The city of Berlin is actually a grouping of several northern German communities that grew together over time.  The name "Berlin" is a corruption of the German word Bärlein, meaning "little bear," and the city's symbol is (appropriately enough) a small black bear standing erect and wearing a crown.

The Berlin I Remember

As I begin, I beg the reader's pardon for any temporal disorientation.  The Berlin described here is not the Berlin of today, but of the late 1960s.  It is my hope that my guests will join me there for a moment, both in that place and in that time.  Recovery from World War II is still in progress, the city is divided by the infamous Wall.  The Vietnam conflict and related protests are the daily headline topics, the Cold War drags on, and the bilateral superpower military strategy of deterrence is MAD—Mutually Assured Destruction.

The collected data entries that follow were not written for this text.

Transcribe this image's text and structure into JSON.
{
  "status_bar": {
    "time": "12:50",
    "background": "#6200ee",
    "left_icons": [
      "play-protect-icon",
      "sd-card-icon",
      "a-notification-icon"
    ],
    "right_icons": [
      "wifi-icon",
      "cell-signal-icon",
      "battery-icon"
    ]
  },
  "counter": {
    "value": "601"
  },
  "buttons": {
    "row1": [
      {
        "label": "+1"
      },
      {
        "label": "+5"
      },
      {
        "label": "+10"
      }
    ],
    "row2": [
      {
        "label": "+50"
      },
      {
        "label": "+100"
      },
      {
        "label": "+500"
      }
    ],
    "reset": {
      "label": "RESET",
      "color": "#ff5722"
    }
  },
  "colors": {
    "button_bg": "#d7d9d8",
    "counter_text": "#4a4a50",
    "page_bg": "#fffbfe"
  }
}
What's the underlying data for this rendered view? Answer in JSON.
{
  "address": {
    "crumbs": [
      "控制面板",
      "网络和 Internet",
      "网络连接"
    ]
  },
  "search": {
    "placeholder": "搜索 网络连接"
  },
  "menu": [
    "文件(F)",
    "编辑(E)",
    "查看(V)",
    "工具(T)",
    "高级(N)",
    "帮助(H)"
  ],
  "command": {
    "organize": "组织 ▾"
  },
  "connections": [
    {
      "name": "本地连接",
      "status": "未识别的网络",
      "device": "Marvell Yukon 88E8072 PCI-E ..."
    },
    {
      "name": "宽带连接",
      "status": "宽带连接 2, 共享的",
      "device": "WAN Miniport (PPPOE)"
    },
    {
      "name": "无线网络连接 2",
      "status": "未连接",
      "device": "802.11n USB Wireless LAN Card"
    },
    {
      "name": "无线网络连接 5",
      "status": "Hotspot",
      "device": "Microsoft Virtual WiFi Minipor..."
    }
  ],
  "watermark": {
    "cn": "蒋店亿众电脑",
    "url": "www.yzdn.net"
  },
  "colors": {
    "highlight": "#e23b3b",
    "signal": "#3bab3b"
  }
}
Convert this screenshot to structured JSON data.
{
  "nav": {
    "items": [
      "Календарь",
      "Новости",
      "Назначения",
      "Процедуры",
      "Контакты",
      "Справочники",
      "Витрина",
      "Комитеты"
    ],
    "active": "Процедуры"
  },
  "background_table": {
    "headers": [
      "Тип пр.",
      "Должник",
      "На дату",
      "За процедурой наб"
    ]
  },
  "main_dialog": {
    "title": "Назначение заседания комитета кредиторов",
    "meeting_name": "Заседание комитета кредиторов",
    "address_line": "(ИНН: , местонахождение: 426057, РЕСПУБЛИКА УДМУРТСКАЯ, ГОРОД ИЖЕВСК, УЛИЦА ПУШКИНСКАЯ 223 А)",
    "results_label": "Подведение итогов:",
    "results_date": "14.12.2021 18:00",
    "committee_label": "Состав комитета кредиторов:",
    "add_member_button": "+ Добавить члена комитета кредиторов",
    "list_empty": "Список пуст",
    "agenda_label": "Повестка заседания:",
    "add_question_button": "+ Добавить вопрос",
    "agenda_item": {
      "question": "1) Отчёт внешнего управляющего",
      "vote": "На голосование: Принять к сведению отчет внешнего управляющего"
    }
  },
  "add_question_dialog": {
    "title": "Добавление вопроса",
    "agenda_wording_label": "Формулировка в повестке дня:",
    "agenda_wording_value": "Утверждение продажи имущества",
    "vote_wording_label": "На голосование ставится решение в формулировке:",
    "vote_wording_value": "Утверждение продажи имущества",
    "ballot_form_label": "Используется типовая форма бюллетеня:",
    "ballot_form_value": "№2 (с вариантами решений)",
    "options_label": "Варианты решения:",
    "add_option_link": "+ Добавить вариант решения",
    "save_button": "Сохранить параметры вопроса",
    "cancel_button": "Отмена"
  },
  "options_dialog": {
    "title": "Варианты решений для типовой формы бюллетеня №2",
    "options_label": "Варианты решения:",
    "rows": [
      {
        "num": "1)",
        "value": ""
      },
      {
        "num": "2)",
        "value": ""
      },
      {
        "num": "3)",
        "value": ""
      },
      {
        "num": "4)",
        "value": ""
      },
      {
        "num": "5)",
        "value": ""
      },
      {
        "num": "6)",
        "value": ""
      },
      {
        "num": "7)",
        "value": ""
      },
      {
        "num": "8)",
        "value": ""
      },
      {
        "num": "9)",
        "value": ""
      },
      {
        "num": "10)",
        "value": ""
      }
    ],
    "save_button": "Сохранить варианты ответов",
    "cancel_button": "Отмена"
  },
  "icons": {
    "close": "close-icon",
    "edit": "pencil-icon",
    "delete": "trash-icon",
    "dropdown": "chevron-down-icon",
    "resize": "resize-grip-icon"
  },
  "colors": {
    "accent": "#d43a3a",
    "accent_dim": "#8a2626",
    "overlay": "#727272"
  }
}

In the 21st century, as in the past, Berlin is the proud capital city of the nation of Germany.  During the three years I live and work here, however, Germany is a defeated and partitioned country.  Following World War II, Germany had been divided into four zones, each occupied by one of the four conquering powers: France, Great Britain, the United States, and the Soviet Union.  West Germany—organized as the Federal Republic of Germany (Deutsche Bundesrepublik)—with its capital in Bonn, comprises the French, British, and American zones.  East Germany—the so-called German Democratic Republic (Deutsche Democratische Republik) with its official capital in Frankfurt an der Oder.[1]—makes up the Soviet zone.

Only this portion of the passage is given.